Moussa menemukan tempat penampungan sementara di salah satu dari tiga pusat penerimaan yang bermunculan di ibu kota Chad untuk mengakomodasi pengembalian paksa itu.
Ketika mereka menyerang rumah kami, saya lari dan menghabiskan waktu empat hari di sebuah masjid dan dua hari di bandar udara sebelum naik pesawat ke Ndjamena, kata dia menjelaskan.
Dia harus meninggalkan putrinya karena gadis berusia 15 tahun tersebut sedang mengunjungi temannya di dekat ibu kota Republik Afrika Tengah. Saya belum mendengar kabar darinya dan saya tidak tahu apa yang harus saya lakukan.
Warga sipil Chad meninggalkan negara itu dalam konvoi darat dan penerbangan yang dilakukan Pemerintah Chad. Menurut Menteri Sosial Chad, Rosine Baiwong Djibergui, lebih dari 5.000 warga Chad (sejauh ini) dipulangkan ke Ndjamena dari Republik Afteng. Sebagian besar dari mereka adalah anak-anak, wanita, dan orang tua.

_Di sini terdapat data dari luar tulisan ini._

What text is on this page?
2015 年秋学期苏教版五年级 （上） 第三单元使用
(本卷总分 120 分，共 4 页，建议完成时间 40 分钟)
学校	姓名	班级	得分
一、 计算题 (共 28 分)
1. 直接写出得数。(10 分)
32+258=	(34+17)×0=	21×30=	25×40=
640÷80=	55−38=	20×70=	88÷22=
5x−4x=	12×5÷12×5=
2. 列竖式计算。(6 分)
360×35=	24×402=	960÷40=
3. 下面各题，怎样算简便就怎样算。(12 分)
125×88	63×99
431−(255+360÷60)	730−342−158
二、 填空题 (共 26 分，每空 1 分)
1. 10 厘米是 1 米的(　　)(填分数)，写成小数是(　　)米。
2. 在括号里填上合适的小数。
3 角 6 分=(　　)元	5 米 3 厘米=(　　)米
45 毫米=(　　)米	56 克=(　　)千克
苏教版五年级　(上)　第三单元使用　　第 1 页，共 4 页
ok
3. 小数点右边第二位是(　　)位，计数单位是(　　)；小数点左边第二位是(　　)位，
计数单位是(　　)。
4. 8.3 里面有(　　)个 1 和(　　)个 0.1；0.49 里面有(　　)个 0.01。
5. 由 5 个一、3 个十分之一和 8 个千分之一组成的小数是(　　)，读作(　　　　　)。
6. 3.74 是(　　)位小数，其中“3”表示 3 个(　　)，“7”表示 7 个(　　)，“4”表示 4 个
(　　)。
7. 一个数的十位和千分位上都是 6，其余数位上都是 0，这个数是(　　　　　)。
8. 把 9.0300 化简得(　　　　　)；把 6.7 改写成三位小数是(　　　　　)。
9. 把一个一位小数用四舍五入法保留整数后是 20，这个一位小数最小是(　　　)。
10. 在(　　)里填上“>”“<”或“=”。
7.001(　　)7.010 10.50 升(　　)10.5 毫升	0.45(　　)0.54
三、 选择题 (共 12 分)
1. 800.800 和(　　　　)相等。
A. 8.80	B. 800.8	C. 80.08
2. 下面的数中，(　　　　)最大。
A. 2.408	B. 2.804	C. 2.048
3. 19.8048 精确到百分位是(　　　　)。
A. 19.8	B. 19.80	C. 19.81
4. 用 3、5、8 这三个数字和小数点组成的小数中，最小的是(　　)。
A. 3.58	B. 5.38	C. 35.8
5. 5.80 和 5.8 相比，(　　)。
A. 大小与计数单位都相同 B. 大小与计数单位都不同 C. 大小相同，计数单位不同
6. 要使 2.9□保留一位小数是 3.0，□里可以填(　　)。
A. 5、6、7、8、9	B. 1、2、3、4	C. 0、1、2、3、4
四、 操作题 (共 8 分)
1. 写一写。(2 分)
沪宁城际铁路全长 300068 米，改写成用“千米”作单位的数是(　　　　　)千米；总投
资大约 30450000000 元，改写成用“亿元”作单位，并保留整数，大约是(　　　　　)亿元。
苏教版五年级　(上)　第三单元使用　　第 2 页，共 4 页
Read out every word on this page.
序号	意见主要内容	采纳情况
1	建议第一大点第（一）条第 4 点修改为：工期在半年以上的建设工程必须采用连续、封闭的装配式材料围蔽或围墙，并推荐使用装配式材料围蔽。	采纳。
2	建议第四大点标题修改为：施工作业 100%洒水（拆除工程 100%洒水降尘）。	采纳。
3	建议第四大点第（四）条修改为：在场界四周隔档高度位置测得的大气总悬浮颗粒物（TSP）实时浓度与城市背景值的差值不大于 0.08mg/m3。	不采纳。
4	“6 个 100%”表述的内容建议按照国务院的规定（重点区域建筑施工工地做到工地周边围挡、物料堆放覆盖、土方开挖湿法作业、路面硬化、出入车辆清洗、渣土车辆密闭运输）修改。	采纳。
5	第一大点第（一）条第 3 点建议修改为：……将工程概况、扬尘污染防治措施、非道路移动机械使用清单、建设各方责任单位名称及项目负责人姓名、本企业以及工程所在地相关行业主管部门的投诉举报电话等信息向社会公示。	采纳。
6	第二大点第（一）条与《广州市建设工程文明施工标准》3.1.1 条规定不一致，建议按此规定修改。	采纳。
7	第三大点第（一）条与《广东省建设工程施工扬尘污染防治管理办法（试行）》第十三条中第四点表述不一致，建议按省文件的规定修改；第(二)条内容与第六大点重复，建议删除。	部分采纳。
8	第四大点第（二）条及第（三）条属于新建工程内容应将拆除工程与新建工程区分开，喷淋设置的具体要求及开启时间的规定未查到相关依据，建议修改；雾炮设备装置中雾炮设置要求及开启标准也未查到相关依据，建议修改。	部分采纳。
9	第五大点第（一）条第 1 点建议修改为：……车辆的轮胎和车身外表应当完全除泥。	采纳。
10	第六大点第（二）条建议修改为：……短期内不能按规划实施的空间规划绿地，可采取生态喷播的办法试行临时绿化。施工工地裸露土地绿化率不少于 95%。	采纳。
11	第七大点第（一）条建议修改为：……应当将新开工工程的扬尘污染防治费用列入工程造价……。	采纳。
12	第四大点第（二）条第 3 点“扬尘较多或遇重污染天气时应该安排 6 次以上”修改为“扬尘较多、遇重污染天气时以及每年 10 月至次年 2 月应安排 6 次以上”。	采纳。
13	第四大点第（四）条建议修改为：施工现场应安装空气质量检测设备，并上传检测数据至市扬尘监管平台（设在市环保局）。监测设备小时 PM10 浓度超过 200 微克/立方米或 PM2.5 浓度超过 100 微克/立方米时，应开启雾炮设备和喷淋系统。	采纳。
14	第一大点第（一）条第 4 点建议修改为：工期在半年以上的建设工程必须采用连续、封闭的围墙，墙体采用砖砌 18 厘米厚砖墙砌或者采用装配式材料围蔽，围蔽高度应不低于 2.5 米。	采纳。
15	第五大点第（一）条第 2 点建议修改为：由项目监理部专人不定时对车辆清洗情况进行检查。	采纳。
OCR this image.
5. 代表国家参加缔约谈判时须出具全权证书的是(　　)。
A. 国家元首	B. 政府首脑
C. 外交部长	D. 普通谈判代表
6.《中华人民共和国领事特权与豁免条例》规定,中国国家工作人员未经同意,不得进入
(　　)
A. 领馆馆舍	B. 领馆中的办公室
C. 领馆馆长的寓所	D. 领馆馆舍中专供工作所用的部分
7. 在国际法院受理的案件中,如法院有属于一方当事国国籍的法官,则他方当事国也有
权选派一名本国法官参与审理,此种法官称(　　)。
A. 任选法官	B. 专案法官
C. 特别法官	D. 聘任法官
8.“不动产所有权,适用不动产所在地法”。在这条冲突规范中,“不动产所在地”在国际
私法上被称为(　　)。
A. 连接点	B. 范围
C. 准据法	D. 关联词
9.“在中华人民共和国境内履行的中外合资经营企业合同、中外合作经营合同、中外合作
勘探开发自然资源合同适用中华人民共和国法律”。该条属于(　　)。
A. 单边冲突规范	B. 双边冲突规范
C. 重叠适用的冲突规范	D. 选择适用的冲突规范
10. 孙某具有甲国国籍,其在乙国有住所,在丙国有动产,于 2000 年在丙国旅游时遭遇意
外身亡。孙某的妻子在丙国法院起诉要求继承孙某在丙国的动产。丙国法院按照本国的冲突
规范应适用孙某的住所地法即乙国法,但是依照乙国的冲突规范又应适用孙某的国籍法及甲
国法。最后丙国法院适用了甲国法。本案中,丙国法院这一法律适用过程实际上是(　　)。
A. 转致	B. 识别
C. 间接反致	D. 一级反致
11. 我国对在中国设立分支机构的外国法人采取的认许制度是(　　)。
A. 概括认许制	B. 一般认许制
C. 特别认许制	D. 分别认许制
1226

Sekitar 8.000 orang dipulangkan ke Chad selatan melalui konvoi darat. Eksodus massa itu belum pernah terjadi sebelumnya meskipun ada sejarah panjang kekerasan di bekas jajahan Prancis tersebut. (AFP)
Kremlin: AS Izinkan Ukraina Gunakan Senjata Serang Rusia Mem...
MOSKOW, SATUHARAPAN.COM-Kremlin mengatakan pada hari Senin ( 18/11) bahwa pemerintahan Presiden Amer...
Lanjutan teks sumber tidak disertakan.